There is a certain high-bred reserve about these costly sepulchres, but turning to the walls one comes so face to face with grief as to experience a sense of intrusion. Each cell shows on its sealed door of slate or other stone the name and age of its occupant, and perhaps a sentiment, lettered in gilt or black, as these: "We bear our loss – God knows how heavily." "Son of my soul." "For thee, that land of larger love; for me, until I find thee there, only the valley of sorrow and the hard hill of hope."

Most of the cells have, too, a glassed or grated recess in front of this inscription wall, holding tributes or memorials – dried flowers, colored images of saints and angels, crucifixes, and the like. Sometimes the resurrection symbol of the butterfly appears. In the little cemetery at Vigo we noticed that the flower-vases were in form of great blue butterflies with scarlet splashes on their wings. Sometimes there are locks of hair, personal trinkets, and often card or cabinet photographs, whose living look startles the beholder. Out from a wreath of yellow immortelles peeps the plump smile of an old gentleman in modern dress coat; a coquettish lady in tiara and earrings laughs from behind her fan; and a grove of paper shrubbery, where tissue fairies dressed in rose petals dance on the blossoms, half hides the eager face of a Spanish midshipman. Where the photographs have faded and dimmed with time, the effect is less incongruous, if not less pathetic.

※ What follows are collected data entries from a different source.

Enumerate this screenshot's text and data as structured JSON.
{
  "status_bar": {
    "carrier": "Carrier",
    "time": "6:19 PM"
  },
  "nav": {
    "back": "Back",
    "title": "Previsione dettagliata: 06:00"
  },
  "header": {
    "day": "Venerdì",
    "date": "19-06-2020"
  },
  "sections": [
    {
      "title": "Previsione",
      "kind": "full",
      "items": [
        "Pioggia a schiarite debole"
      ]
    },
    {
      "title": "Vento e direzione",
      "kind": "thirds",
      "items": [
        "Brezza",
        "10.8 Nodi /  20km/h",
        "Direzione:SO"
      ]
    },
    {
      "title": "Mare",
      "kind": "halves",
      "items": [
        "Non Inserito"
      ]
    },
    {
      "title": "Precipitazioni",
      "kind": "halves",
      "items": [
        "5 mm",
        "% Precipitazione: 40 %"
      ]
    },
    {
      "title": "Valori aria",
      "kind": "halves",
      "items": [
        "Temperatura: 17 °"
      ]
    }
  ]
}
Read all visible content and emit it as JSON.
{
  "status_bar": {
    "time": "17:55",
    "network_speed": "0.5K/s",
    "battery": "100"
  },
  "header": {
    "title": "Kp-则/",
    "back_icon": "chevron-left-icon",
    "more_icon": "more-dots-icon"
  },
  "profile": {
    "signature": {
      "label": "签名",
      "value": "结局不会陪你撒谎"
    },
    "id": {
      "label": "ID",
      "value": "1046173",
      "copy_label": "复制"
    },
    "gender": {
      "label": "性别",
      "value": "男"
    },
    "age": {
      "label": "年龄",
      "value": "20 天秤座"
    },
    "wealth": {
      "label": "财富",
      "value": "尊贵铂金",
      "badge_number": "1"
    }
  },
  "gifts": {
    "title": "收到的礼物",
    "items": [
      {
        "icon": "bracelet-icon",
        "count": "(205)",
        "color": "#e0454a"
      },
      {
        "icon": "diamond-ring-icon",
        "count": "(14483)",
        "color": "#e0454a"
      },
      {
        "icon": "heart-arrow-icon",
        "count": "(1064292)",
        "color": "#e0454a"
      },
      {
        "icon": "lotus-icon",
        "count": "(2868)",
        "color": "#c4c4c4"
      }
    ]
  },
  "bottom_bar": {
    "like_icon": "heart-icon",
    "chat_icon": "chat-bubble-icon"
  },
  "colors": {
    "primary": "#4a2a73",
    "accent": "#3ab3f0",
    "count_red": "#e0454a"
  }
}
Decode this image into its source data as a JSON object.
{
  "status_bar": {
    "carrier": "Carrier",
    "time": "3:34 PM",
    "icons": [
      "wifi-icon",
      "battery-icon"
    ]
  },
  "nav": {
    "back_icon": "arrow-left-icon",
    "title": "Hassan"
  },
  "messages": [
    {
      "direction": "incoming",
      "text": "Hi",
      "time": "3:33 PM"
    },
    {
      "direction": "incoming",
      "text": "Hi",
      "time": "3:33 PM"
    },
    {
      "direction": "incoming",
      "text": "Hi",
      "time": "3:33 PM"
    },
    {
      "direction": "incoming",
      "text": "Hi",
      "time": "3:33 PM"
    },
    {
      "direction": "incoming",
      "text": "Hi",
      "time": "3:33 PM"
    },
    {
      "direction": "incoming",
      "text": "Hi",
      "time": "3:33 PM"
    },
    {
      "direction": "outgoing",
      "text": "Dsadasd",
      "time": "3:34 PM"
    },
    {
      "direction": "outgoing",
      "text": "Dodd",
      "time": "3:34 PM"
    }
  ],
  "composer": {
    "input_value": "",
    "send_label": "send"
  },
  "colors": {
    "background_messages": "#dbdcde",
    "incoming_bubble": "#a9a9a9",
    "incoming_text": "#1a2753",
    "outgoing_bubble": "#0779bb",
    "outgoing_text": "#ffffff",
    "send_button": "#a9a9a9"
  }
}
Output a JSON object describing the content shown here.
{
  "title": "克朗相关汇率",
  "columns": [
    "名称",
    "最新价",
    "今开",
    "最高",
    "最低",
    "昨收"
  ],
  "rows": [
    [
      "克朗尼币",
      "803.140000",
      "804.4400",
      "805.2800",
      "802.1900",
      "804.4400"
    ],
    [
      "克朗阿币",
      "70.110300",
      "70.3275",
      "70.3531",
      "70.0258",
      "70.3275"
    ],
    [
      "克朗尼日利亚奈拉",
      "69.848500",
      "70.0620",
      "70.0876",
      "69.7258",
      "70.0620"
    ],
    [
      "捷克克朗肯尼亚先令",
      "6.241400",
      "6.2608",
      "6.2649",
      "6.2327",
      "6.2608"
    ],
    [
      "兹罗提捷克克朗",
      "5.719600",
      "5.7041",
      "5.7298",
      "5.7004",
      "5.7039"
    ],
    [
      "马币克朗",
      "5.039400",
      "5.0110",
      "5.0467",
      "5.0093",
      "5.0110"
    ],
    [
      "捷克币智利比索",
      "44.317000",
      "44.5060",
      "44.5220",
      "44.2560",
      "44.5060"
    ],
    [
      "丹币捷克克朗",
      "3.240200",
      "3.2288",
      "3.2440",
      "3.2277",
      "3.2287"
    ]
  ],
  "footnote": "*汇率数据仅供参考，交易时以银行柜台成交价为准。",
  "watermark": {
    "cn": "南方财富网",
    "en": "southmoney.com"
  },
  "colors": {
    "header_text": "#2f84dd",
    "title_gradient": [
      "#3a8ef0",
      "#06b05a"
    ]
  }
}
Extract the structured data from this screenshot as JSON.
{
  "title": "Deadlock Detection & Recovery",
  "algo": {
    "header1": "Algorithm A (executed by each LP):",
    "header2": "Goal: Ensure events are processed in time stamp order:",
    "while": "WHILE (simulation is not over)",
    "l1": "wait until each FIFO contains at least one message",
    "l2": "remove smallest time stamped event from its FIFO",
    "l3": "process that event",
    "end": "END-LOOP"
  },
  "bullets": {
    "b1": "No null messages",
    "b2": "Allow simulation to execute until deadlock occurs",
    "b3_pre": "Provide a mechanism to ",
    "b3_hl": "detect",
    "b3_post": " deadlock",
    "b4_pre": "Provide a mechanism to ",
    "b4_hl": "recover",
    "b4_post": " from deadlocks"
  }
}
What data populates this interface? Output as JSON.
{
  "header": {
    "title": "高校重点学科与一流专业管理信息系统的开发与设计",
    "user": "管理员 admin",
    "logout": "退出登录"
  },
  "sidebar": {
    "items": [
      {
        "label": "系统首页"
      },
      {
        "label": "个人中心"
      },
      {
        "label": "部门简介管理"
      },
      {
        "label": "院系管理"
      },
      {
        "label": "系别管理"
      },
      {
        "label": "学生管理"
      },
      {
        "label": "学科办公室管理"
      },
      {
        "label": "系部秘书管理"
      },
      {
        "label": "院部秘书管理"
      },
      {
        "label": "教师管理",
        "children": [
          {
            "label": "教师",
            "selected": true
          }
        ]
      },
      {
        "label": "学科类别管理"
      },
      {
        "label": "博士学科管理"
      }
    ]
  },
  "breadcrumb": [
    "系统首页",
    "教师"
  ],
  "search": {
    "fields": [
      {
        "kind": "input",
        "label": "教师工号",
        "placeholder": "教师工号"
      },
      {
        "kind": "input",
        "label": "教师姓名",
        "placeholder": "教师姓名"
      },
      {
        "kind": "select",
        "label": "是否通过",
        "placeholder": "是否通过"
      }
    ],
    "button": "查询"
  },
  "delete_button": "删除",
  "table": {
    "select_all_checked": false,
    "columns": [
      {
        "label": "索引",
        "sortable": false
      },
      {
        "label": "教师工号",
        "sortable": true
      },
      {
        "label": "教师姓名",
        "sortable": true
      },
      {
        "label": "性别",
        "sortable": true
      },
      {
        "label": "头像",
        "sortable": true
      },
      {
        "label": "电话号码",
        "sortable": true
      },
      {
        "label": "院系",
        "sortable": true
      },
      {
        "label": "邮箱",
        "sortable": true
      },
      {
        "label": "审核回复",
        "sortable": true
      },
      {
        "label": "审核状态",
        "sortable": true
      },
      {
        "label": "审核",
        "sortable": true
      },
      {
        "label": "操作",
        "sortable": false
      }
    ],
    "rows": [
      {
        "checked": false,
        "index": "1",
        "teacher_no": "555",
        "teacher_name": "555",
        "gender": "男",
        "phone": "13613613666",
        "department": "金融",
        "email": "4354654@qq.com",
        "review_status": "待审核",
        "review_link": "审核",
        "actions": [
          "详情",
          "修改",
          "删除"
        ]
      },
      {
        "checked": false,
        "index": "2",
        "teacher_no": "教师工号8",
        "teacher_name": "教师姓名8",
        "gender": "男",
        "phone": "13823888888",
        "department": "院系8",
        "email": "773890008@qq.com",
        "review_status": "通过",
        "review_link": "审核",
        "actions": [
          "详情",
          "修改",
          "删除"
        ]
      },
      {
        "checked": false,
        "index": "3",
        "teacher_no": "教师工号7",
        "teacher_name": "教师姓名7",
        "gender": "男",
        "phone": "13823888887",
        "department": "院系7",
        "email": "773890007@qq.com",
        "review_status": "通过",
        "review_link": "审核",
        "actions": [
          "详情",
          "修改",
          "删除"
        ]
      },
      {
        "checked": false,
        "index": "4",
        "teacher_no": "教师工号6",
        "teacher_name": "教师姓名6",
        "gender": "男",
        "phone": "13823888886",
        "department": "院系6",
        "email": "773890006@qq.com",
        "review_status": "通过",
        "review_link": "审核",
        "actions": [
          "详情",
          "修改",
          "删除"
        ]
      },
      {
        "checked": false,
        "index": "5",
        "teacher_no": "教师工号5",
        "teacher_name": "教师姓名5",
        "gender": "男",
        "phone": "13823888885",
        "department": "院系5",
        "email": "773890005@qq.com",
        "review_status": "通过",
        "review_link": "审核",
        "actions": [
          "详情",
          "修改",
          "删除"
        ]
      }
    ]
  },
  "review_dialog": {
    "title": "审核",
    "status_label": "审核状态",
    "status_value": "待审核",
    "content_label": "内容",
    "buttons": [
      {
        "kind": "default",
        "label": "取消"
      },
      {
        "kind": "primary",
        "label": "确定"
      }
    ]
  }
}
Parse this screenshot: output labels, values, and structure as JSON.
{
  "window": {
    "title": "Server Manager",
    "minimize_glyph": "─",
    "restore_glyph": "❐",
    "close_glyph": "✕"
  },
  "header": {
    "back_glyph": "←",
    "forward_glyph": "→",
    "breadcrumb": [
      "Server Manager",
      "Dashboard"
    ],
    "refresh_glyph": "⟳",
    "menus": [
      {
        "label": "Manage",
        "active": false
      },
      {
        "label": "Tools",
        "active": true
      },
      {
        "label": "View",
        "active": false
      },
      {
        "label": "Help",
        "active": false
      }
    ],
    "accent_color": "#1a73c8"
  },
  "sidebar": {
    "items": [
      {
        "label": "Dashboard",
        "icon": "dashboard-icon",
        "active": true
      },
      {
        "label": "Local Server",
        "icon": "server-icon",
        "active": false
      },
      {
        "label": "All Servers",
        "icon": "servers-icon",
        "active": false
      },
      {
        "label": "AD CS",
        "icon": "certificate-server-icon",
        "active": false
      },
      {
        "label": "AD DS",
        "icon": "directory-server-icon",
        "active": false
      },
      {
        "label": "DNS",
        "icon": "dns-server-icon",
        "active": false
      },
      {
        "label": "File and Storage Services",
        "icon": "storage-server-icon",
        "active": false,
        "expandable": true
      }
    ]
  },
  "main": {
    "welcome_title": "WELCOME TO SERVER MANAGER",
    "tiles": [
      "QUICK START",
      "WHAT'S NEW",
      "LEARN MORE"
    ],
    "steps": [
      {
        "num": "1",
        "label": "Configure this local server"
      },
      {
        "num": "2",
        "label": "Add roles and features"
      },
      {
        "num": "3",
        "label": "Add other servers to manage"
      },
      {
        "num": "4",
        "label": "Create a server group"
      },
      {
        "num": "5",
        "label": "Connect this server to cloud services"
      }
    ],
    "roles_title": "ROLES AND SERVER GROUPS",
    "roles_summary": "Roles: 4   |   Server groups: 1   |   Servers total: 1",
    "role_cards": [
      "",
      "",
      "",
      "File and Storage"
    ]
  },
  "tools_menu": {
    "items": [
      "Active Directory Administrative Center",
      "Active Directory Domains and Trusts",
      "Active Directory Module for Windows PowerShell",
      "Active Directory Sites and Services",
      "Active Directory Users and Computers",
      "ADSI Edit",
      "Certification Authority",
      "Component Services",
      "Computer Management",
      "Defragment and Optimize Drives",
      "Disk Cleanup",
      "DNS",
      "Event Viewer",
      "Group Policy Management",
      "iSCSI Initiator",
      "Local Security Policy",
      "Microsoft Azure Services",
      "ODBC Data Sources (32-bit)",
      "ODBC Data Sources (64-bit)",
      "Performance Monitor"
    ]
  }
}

The niches of children contain the gayest possible little figures. Here are china angels in blue frocks, with pink sleeves and saffron pantalets, pink-tipped plumes, and even pink bows in their goldy hair. Here is a company of tiny Hamlets, quaint dollikins set up in a circle about a small green grave, each with finger on lip, "The rest is silence." Here are two elegant and lazy cherubs, their alabaster chubbiness comfortably bestowed in toy chairs of crimson velvet on each side of an ivory crucifix. And here is a Bethlehem, and here a Calvary, and here the Good Shepherd bearing the lamb in His bosom; and here, in simple, but artistic wood carving, the Christ with open arms, calling to a child on sick-bed to come unto Him, while the mother, prostrate before the holy feet, kisses their shadow. One cannot look for long. It is well to lift the eyes from the niche graves of Granada to the glory of the Sierra Nevada that soars beyond, and turn from the patios of San Isidro to the cheerful picture of Madrid across the Manzanares, even though, prominent in the vista, rises the cupola of San Francisco el Grande. This is the National Pantheon, and within, beneath the frescoed dome, all aglow with blue and gold, masses are chanted for the dead whom Spain decrees to honor, as, so recently, for Castelar.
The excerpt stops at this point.